Saturday, June 9, 2012

balancing with good memories

There certainly is an advantage to being the oldest...you have retained and experienced so much more than I have. Thanks for sharing.

I love the 19th Birthday notes from the grandmothers...how utterly typical messages from each of them.
I forgot how many good memories I have from this family...thanks for the reminder. ..thanks for balancing all of this a bit.
Aunt MJ did get a tattoo, when her grandchildren turned 18 she got one with each. I believe that she has 2 at his point. I should have showed her mine, she would have been proud of me.

I know the familial classism sounds harsh...
but perhaps it was enough to spare the B sisters from the abuse...
perhaps they are OK...perhaps their families are intact because of it.

It reminded me of early on in my marriage...we were always warmly welcomed at the parents' house. We thought we were special...we could see the negativity of Mom and Dad towards the grandkids...but it wasn't directed at us...yet.
But, as soon as we had our own children...we became pains in the asses as well.
They had their favorite grandchildren...just like Grandma and Pop...S#4's eldest daughter was particularly beloved...she had a stroke at birth that left her with a deficit...she also lived fairly close so she could come and go without being in the way.

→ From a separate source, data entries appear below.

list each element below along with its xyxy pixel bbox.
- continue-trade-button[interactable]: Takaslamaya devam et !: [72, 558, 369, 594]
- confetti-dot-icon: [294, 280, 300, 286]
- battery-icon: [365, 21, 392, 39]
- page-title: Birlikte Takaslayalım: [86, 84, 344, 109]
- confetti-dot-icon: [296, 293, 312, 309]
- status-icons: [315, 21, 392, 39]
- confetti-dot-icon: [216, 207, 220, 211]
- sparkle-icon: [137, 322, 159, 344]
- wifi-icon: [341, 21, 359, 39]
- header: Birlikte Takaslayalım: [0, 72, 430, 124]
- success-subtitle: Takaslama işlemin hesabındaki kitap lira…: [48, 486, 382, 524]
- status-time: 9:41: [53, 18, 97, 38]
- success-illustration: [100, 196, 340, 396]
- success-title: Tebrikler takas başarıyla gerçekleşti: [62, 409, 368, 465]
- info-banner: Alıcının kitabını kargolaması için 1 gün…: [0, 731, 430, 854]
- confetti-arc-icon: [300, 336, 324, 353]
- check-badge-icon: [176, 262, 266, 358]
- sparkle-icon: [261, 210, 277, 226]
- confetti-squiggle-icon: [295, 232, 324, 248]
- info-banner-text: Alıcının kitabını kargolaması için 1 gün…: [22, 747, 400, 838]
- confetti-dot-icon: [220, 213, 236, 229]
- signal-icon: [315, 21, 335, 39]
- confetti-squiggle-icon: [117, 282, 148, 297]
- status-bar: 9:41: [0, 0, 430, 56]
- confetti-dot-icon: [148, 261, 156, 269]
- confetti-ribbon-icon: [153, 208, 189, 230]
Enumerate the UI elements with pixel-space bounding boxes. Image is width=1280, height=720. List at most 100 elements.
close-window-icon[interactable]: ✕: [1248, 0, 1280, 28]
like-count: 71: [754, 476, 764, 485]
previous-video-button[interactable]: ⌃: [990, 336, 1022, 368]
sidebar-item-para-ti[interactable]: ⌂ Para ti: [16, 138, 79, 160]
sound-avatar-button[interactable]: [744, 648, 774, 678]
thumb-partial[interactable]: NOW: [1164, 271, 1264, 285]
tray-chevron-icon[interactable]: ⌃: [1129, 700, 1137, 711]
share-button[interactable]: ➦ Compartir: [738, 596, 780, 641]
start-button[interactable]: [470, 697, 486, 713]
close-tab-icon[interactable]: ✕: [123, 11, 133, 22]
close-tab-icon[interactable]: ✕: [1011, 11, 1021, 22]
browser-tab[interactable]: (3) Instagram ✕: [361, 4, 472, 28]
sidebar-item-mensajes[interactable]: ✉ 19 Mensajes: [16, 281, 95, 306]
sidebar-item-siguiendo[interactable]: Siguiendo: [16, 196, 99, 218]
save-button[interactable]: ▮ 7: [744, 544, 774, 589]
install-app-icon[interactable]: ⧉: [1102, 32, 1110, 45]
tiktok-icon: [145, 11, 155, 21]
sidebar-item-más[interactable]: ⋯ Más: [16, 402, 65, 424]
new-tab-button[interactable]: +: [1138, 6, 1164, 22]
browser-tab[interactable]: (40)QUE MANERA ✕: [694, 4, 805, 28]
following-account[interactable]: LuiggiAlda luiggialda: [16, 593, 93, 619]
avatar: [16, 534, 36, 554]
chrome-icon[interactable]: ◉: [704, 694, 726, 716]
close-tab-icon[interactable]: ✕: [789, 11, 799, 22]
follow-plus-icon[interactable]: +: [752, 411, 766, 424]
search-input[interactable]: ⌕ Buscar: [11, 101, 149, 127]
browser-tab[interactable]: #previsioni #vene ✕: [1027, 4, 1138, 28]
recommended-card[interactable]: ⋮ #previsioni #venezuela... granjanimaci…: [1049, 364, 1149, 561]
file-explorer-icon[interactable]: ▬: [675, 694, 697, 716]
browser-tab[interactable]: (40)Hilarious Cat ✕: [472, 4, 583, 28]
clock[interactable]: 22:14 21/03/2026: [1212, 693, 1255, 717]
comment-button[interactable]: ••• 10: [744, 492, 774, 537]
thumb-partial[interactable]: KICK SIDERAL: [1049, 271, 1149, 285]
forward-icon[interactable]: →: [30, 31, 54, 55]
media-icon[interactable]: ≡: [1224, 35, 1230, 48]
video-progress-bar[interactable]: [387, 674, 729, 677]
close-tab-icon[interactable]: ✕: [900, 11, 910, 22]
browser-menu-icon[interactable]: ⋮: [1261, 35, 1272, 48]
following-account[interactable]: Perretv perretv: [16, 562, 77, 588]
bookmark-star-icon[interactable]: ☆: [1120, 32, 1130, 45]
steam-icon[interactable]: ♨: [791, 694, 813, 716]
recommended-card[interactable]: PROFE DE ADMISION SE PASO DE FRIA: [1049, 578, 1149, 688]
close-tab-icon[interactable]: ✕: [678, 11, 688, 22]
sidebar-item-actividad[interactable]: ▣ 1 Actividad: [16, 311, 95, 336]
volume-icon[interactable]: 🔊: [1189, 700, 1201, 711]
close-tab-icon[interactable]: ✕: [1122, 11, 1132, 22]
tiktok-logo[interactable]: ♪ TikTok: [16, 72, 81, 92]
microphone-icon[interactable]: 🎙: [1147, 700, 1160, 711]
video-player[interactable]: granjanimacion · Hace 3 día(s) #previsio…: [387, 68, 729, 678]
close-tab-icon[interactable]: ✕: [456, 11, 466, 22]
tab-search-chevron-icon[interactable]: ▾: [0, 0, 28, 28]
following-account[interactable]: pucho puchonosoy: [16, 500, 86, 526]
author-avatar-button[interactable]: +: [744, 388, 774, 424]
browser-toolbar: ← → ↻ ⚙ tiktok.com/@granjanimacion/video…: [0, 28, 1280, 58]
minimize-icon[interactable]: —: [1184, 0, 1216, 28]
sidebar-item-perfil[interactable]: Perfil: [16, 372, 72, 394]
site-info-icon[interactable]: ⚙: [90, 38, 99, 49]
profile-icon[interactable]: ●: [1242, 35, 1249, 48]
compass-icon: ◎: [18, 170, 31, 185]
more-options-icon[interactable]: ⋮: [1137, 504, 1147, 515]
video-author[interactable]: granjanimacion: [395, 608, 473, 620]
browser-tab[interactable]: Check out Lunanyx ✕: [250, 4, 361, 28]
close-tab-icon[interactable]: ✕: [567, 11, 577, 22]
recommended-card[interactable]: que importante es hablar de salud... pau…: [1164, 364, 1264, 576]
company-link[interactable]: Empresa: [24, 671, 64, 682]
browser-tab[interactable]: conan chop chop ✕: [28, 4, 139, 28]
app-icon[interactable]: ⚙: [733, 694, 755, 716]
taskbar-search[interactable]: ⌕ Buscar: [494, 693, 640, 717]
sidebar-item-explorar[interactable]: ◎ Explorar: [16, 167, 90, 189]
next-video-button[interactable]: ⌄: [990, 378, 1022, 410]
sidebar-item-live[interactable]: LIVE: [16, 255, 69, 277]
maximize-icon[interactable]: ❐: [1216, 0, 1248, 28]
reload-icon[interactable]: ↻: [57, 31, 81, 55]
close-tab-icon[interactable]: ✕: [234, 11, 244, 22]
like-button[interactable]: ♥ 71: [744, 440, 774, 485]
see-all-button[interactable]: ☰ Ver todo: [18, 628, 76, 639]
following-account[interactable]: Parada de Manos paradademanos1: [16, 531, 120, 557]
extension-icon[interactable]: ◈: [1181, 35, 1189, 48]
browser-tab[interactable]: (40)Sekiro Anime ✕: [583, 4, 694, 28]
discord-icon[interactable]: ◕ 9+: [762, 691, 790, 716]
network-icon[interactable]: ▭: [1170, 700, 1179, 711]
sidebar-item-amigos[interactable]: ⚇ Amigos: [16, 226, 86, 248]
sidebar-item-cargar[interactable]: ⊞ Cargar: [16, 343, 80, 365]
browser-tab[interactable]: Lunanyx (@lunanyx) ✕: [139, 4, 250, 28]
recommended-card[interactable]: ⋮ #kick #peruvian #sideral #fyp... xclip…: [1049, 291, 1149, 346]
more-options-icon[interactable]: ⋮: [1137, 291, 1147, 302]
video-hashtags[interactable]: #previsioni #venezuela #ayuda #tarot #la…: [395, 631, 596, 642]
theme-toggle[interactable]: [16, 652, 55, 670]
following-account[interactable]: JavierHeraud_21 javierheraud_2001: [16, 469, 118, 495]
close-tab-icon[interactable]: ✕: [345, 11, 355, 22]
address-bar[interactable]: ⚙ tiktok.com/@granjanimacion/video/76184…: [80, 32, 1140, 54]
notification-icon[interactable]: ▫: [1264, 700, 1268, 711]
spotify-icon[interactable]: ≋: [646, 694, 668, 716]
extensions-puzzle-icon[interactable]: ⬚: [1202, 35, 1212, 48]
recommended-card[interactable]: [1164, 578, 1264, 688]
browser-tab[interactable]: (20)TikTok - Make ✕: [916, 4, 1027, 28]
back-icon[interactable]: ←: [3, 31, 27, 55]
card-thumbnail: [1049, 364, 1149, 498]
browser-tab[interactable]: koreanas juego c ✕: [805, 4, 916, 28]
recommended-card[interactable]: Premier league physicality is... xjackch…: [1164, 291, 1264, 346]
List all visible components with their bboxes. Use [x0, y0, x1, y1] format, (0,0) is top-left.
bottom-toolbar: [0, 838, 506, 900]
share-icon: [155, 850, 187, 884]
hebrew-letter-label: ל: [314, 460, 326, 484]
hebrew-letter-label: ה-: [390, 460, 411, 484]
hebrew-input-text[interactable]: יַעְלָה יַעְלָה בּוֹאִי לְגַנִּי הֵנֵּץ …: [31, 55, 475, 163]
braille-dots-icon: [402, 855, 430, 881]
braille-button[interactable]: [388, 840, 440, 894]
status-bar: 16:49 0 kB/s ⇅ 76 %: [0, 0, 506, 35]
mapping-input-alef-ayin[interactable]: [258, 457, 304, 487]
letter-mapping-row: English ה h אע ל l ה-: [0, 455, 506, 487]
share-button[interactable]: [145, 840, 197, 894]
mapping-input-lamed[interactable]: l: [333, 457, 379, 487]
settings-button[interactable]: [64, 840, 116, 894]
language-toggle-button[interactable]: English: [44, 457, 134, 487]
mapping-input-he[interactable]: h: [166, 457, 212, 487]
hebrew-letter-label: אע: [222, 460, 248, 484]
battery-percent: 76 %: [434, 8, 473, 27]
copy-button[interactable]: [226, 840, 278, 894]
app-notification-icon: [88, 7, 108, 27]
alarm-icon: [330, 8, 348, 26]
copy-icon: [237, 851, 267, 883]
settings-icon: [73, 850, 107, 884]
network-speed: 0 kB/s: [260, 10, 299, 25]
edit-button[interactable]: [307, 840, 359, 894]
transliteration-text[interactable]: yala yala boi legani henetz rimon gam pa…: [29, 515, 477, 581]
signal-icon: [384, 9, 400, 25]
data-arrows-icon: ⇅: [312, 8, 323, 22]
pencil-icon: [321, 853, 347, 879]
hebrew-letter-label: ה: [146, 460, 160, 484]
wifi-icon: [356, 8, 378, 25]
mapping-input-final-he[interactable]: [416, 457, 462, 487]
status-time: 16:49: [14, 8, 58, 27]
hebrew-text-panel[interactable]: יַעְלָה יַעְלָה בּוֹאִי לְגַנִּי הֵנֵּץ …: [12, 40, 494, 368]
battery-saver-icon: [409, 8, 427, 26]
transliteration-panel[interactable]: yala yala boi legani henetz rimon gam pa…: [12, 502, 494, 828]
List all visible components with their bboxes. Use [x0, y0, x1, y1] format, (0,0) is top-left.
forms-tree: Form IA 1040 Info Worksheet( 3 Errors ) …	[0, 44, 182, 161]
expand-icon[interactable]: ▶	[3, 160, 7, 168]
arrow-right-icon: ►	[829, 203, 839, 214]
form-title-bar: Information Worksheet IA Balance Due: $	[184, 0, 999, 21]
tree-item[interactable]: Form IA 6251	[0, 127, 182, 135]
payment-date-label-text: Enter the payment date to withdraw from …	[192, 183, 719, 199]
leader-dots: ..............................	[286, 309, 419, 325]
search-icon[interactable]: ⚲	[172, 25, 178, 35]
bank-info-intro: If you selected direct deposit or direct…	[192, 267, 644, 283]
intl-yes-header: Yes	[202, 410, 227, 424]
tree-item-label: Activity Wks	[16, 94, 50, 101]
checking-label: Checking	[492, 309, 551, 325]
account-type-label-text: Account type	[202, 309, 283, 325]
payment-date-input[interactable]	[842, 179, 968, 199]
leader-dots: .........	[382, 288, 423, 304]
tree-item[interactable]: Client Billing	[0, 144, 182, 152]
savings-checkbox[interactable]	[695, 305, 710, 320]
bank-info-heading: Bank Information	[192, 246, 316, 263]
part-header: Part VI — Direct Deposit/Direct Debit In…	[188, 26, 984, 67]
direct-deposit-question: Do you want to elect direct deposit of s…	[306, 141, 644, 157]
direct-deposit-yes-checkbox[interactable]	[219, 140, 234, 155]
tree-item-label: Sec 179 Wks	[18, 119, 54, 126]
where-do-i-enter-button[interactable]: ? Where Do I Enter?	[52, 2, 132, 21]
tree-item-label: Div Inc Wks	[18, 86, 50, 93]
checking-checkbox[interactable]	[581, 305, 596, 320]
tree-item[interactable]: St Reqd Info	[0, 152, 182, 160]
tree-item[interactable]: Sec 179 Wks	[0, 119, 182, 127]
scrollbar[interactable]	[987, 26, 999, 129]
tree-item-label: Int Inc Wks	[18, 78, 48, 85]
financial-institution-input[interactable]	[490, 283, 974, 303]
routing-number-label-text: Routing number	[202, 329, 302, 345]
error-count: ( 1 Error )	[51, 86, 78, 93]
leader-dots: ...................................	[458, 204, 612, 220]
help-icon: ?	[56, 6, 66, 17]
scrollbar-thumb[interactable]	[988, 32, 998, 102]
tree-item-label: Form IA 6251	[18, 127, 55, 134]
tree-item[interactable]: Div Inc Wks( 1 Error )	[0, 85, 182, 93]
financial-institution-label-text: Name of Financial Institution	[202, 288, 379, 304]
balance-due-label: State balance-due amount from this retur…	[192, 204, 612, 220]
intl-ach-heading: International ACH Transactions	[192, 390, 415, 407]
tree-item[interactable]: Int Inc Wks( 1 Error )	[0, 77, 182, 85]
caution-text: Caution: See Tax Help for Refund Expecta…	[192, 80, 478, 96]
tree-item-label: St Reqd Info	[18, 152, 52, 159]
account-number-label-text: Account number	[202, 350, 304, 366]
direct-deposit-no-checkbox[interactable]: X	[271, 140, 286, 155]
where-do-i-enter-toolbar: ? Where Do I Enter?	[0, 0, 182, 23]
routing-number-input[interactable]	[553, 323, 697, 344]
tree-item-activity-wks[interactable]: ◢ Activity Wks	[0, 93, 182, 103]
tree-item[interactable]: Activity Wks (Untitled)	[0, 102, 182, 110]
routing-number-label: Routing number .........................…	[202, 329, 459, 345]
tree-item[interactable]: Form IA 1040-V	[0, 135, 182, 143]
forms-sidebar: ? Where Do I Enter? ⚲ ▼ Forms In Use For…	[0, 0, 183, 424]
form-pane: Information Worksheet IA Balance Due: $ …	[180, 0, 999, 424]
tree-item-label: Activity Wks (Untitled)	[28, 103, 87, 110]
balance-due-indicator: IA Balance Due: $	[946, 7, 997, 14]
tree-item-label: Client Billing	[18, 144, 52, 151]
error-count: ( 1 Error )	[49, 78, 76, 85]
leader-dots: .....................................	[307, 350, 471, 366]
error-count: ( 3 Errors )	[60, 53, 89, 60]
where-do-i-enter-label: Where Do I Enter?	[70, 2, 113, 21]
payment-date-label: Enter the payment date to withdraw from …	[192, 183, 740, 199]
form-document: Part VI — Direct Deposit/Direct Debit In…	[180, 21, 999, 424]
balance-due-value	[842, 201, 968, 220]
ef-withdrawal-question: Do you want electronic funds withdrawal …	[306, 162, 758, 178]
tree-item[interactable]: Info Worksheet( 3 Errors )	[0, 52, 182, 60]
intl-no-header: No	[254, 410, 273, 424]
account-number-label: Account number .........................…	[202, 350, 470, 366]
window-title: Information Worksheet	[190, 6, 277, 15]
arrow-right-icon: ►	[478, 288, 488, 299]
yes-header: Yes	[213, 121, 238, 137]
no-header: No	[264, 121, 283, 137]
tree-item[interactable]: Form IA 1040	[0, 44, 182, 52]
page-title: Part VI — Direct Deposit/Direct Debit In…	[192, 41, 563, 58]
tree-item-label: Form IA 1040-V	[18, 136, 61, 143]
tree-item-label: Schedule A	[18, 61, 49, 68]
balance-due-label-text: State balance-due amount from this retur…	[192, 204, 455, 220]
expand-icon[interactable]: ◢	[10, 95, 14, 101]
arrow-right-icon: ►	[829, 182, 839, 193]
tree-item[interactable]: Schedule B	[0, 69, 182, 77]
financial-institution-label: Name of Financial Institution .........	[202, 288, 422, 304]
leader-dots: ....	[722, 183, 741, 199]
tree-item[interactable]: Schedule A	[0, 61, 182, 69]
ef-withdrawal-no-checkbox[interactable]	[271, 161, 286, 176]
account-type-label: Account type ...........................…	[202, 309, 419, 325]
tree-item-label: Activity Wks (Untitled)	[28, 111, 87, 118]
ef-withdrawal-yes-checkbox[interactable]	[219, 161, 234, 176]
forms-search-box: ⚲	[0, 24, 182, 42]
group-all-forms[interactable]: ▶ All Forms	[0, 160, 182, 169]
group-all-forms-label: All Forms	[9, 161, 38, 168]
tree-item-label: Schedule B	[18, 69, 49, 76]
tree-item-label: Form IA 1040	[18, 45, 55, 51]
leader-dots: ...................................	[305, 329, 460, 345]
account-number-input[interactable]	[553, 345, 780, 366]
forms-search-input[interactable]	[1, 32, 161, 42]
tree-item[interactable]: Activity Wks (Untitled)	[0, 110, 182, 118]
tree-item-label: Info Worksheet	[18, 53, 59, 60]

I always did have a sense of evil from Uncle B...I didn't see much of him either. He had a real soft spot for S#3 though. I remember her sitting on his lap and him laughing with her...I think he was rubbing his whiskers on her cheek or something like that. I think it made me jealous.

Such inconsistency in my memories...I wish I had a crystal and could just watch the past...fill in the blanks. That would probably be overwhelming though.

I am struck by Dad's reaction to a family member knowing about the suicide attempt...It is really sad.
I wonder what he would do if they found out that there has been more than one attempt...and drug addictions...and mental illness...and sexual abuse...He wouldn't want anyone to know about the real truth.
I wonder what the reaction would be?
When B#2 sent his message to Dad prior to the big birthday party...
"when you're 18 you're out of my house", some father you were (definately not a direct quote, but you know what I mean)...
there was no reply...only silence.
Even though the email went to Mom's list of family and friends...
everyone just looked the other way until it was forgotten...much like the abuse of Cousin L's daughter, and all of the other filth and garbage that we have been writing about.
It was forgotten until he made a serious attempt at ending his own life.
It is much like the response of our siblings to the abuse in our family of origin.
Let it die down for a while...Maggie will become discouraged or repentent and come back into the fold.
I think that's what Mom's phone call and emails were about...testing the waters...seeing if I was really still carrying on about all of this ugliness.
Well, we are speaking...and working hard ...and healing...and growing ever so slowly...but definately not repentent for speaking the truth.

My kids have the same reaction to B#1 and his wife...they would rather not see or hear from them...ever.